Tim Hudson, tempered long ago by the cauldron of the postseason, limited the Giants to three hits in eight innings. Then closer Billy Wagner, who looked vulnerable in the previous two games, struck out the side on 11 pitches to seal Atlanta's triumph.
Matt Cain appeared poised to match Hudson zero for zero. But the Giants right-hander faltered in the fourth inning, when the Braves scored all of their runs, including two on Troy Glaus' bases-loaded, two-out single.
In fairness to the Giants, Hudson (13-5) might have dominated any team the way he subdued them on this steamy summer evening.
Aaron Rowand should know. The Giants center fielder entered the game hitting .444 (8-for-18) lifetime off Hudson but went 0-for-3 in this contest, striking out twice and grounding into a double play.
"When he's throwing offspeed stuff for strikes on fastball counts, he's going to be tough," Rowand said of Hudson, who faced the minimum 18 batters through six innings and allowed two Giants to advance as far as second base.
"It was a fun game for us," Hudson said. "It was one of those games where we got a nice lead and I felt pretty good out there. You never really felt like the game was in jeopardy. I had a couple of jams. But it's not like we had tying runs in scoring position."
Actually, that happened once. With two outs on the seventh inning, Aubrey Huff walked and Hudson nicked Buster Posey with a pitch. Swinging as if he were gripping a driver instead of a bat, Juan Uribe ended the mild threat by smacking a hard but harmless fielder's-choice grounder to shortstop.
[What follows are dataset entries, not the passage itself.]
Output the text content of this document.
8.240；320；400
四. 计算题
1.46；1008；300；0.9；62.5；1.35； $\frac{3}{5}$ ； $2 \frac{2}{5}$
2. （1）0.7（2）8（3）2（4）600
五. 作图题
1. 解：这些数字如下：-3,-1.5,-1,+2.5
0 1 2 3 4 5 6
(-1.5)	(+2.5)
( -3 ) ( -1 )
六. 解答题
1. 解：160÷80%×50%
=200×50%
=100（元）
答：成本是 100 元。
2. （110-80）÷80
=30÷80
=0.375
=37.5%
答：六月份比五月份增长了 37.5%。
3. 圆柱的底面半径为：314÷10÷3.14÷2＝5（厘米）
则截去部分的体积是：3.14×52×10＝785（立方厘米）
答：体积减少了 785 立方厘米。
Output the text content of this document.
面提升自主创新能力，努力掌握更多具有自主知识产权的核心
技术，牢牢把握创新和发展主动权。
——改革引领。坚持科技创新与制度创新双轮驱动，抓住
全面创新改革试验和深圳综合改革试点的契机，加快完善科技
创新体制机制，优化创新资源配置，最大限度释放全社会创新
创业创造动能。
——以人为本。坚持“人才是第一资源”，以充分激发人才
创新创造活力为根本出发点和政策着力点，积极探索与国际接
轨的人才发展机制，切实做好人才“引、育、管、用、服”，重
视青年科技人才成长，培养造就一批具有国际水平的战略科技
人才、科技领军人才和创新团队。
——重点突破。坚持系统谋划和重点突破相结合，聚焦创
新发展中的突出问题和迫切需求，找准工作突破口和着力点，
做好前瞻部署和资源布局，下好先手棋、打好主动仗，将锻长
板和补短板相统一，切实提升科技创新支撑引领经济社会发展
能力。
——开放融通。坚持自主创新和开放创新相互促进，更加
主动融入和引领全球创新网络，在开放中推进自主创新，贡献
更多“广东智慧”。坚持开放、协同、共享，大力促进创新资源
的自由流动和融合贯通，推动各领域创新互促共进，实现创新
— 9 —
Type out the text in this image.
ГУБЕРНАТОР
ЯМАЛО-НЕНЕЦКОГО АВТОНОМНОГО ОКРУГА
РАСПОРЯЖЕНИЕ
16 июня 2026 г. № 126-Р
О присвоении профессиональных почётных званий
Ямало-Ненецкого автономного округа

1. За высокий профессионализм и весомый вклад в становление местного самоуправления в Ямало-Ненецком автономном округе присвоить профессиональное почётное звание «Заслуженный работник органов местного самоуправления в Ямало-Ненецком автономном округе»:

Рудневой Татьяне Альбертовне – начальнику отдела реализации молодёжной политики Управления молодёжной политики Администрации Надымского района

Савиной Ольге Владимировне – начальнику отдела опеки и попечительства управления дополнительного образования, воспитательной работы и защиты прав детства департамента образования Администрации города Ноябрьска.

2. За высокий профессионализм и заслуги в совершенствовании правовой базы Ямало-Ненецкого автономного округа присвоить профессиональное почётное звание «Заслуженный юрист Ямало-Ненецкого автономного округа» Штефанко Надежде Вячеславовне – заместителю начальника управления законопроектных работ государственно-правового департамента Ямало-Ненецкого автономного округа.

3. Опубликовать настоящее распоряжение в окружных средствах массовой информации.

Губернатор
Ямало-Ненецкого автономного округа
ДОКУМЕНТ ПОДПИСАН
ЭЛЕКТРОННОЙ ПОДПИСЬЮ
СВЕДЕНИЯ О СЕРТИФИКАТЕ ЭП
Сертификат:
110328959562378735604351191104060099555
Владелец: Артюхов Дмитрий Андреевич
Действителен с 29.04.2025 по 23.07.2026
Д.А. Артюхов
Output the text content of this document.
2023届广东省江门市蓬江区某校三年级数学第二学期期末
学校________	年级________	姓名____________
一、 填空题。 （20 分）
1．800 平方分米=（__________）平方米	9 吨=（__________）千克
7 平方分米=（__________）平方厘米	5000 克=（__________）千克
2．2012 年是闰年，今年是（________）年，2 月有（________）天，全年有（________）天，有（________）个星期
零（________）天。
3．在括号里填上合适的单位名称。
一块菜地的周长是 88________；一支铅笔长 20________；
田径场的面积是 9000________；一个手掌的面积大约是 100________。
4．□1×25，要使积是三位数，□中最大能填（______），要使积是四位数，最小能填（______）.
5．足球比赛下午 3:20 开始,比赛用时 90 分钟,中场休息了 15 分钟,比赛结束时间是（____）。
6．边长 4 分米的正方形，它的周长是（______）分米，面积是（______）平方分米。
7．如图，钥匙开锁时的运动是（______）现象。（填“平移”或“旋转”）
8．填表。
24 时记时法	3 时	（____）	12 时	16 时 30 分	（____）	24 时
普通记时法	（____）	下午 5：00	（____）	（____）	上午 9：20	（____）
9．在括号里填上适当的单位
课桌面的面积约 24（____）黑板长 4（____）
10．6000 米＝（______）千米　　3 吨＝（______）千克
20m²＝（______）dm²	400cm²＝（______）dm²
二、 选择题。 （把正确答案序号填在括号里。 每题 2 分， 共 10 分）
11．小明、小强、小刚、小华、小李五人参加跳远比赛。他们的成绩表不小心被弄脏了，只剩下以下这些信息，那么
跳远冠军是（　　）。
Meanwhile, Glaus, the Most Valuable Player of the 2002 World Series when the Angels outlasted the Giants in seven games, demonstrated that he isn't finished tormenting San Francisco.
Glaus isn't the offensive dynamo that he was when the Giants opposed him in their last Fall Classic appearance. He entered Saturday in a .158 tailspin (21-for-133) spanning 41 games.
But facing Cain, the Giants' hottest pitcher since the All-Star break, Glaus proved that he can still deliver a key hit.
Jason Heyward's double and Chipper Jones' single put Braves on the corners with nobody out in the fourth inning. Heyward held on Brian McCann's groundout to first base, which moved Jones to second. Eric Hinske drew an intentional walk to load the bases. Alex Gonzalez popped up to shallow left field, leaving Cain one out short of escaping the threat.
But Cain (9-9) fell behind 3-1 on Glaus, who took a strike on a low-and-away fastball. Cain came back with virtually the same pitch, which Glaus grounded up the middle to send in Heyward and Jones. Rick Ankiel's double to the base of the right-field wall chased home Hinske.
"I made a couple of bad pitches," said Cain, who lasted five innings after entering the game 3-0 with a 1.52 ERA in four starts since the All-Star break. "I probably left the pitch over the plate more than I wanted to to Hayward. Then Chipper did a good job of fighting the ball off inside. It came down to one pitch at the very end to Glaus."
Given another chance, Cain probably would make the same delivery to Glaus.
"It's usually a pitch that's one of the harder ones to hit," Cain said. "He could have rolled over a little more and it would have gone to the shortstop or second baseman. But he did a good job of staying through it."